The plot is interesting and the characters are fascinating, but all of it is cemented together by Zevin’s writing. The prose is strong, and the structure was perfectly suited for the story at hand. Now and then, an omniscient narrator pops in to explain or to foreshadow, and to great effect. Mostly little things, such as interviews Sam or Sadie would give years from their early beginnings, when those versions of themselves would be flush with success that they could not imagine at the time of the present action at that point in the story. This is no surprise; from the first line, before anything else, we know Sam reinvents himself in fame. Even when it forewarns of tragedy, the voice of it is so familiar that its warning seems gentle and expected.

The cover of Gabrielle Zevin's Tomorrow, and Tomorrow, and Tomorrow, which features a pixelated-looking rendition of the famous Hokusai print, The Great Wave off Kanagawa. The title and author name are in retro-looking rainbow print in front of it.

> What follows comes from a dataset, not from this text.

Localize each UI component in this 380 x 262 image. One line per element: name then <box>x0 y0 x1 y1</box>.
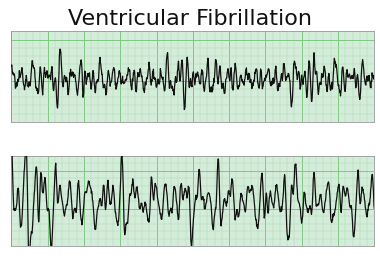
Text: Ventricular Fibrillation: Ventricular Fibrillation <box>68 9 312 29</box>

Even the cover forewarns that this book may very well sweep you away

But my favorite use of structure comes in the book’s fourth section, during which the company is working on a game that splits player point of view between the real world and a fantasy setting. Zevin splits each chapter into two, divided into Sam’s and Sadie’s points of view, respectively, as their actions and frustrations unknowingly mirror the other’s. The whole book reminded me of Austin Grossman’s You, for more than the twin themes of friendships changing over time and deep meaning poured into video game creation. In You, Grossman also plays with structure in a way that fits the themes of the plot. Yet You cannot conceive of the gut punch that Zevin delivers in another section that plays with structure. I can’t remember the last time I’ve been so moved by such a brief portion of a book.

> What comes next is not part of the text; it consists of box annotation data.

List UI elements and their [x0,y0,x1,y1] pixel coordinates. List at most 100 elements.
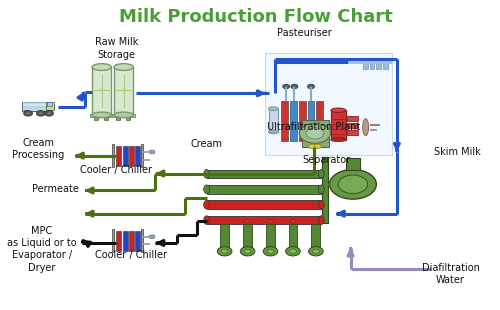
Circle shape [26,112,30,115]
Circle shape [312,249,320,254]
Bar [206,185,321,193]
Bar [370,62,374,69]
Bar [290,101,297,141]
Ellipse shape [318,170,324,178]
Ellipse shape [114,64,134,70]
Text: Milk Production Flow Chart: Milk Production Flow Chart [118,8,392,26]
Circle shape [149,235,155,239]
Ellipse shape [204,200,210,209]
Bar [322,157,328,223]
Bar [122,231,128,251]
Ellipse shape [268,107,278,111]
Bar [116,117,120,120]
Bar [104,117,108,120]
Circle shape [330,170,376,199]
Bar [268,109,278,132]
Bar [116,231,121,251]
Text: Pasteuriser: Pasteuriser [278,28,332,38]
Bar [22,102,52,111]
Bar [94,117,98,120]
Text: Ultrafiltration Plant: Ultrafiltration Plant [268,122,360,132]
Circle shape [244,249,251,254]
Ellipse shape [204,185,210,193]
Circle shape [300,123,330,143]
Text: MPC
as Liquid or to
Evaporator /
Dryer: MPC as Liquid or to Evaporator / Dryer [7,226,76,273]
Bar [302,120,328,147]
Bar [206,216,321,224]
Circle shape [338,175,368,193]
Ellipse shape [318,216,324,224]
Bar [116,146,121,166]
Bar [129,146,134,166]
Ellipse shape [331,138,345,141]
Ellipse shape [92,112,112,118]
Text: ★: ★ [98,87,105,93]
Circle shape [221,249,228,254]
Bar [136,146,140,166]
Bar [347,130,358,135]
Bar [265,53,392,155]
Bar [22,102,52,104]
Circle shape [268,219,274,223]
Bar [299,101,306,141]
Bar [281,101,288,141]
Text: Cooler / Chiller: Cooler / Chiller [80,166,152,175]
Ellipse shape [268,130,278,134]
Bar [308,101,314,141]
Text: Skim Milk: Skim Milk [434,147,481,157]
Bar [288,224,298,248]
Bar [112,229,114,252]
Ellipse shape [331,108,345,113]
Ellipse shape [114,112,134,118]
Ellipse shape [362,119,368,136]
Bar [312,224,320,248]
Bar [141,229,142,252]
Bar [24,110,28,113]
Bar [316,101,323,141]
Bar [46,102,52,106]
Bar [331,110,345,140]
Circle shape [24,111,32,116]
Text: ★: ★ [120,87,127,93]
Bar [266,224,275,248]
Circle shape [36,111,45,116]
Bar [126,117,130,120]
Bar [136,231,140,251]
Bar [376,62,382,69]
Circle shape [286,247,300,256]
Circle shape [44,111,54,116]
Bar [141,144,142,167]
Bar [129,231,134,251]
Circle shape [244,219,250,223]
Text: Permeate: Permeate [32,184,79,194]
Text: Diafiltration
Water: Diafiltration Water [422,263,480,285]
Circle shape [47,112,51,115]
Bar [220,224,229,248]
Ellipse shape [204,216,210,224]
Bar [92,67,112,115]
Bar [243,224,252,248]
Bar [22,104,52,106]
Bar [206,170,321,178]
Circle shape [290,249,296,254]
Bar [347,117,358,121]
Bar [114,67,134,115]
Bar [383,62,388,69]
Circle shape [314,144,321,148]
Circle shape [149,150,155,154]
Text: Cream: Cream [190,139,222,149]
Circle shape [291,84,298,89]
Ellipse shape [318,185,324,193]
Text: Cooler / Chiller: Cooler / Chiller [95,250,167,260]
Ellipse shape [318,200,324,209]
Bar [112,114,136,117]
Circle shape [282,84,290,89]
Circle shape [308,247,323,256]
Ellipse shape [204,170,210,178]
Ellipse shape [92,64,112,70]
Bar [347,123,358,128]
Text: Cream
Processing: Cream Processing [12,138,64,160]
Circle shape [240,247,255,256]
Circle shape [306,128,324,139]
Bar [112,144,114,167]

John Green blurbed Tomorrow, and Tomorrow, and Tomorrow, and the overall vibe does feel like something you’d like if you cut your literary teeth on Looking for Alaska or An Abundance of Katherines. But it’s also feels like spending time with people you almost know, like you could form a parasocial relationship with Sadie and Sam—and Marx—just by opening the cover. After a book filled with narrative promises and forewarning, the end feels almost as though it comes too quickly. In reality, the characters have simply caught up to the present day, and there is no narrative voice to tell us what comes next for Sadie and Sam, good or bad. All there is left is to keep going and see what the future brings. Will they or won’t they? You’ll have to look elsewhere for your spoilers.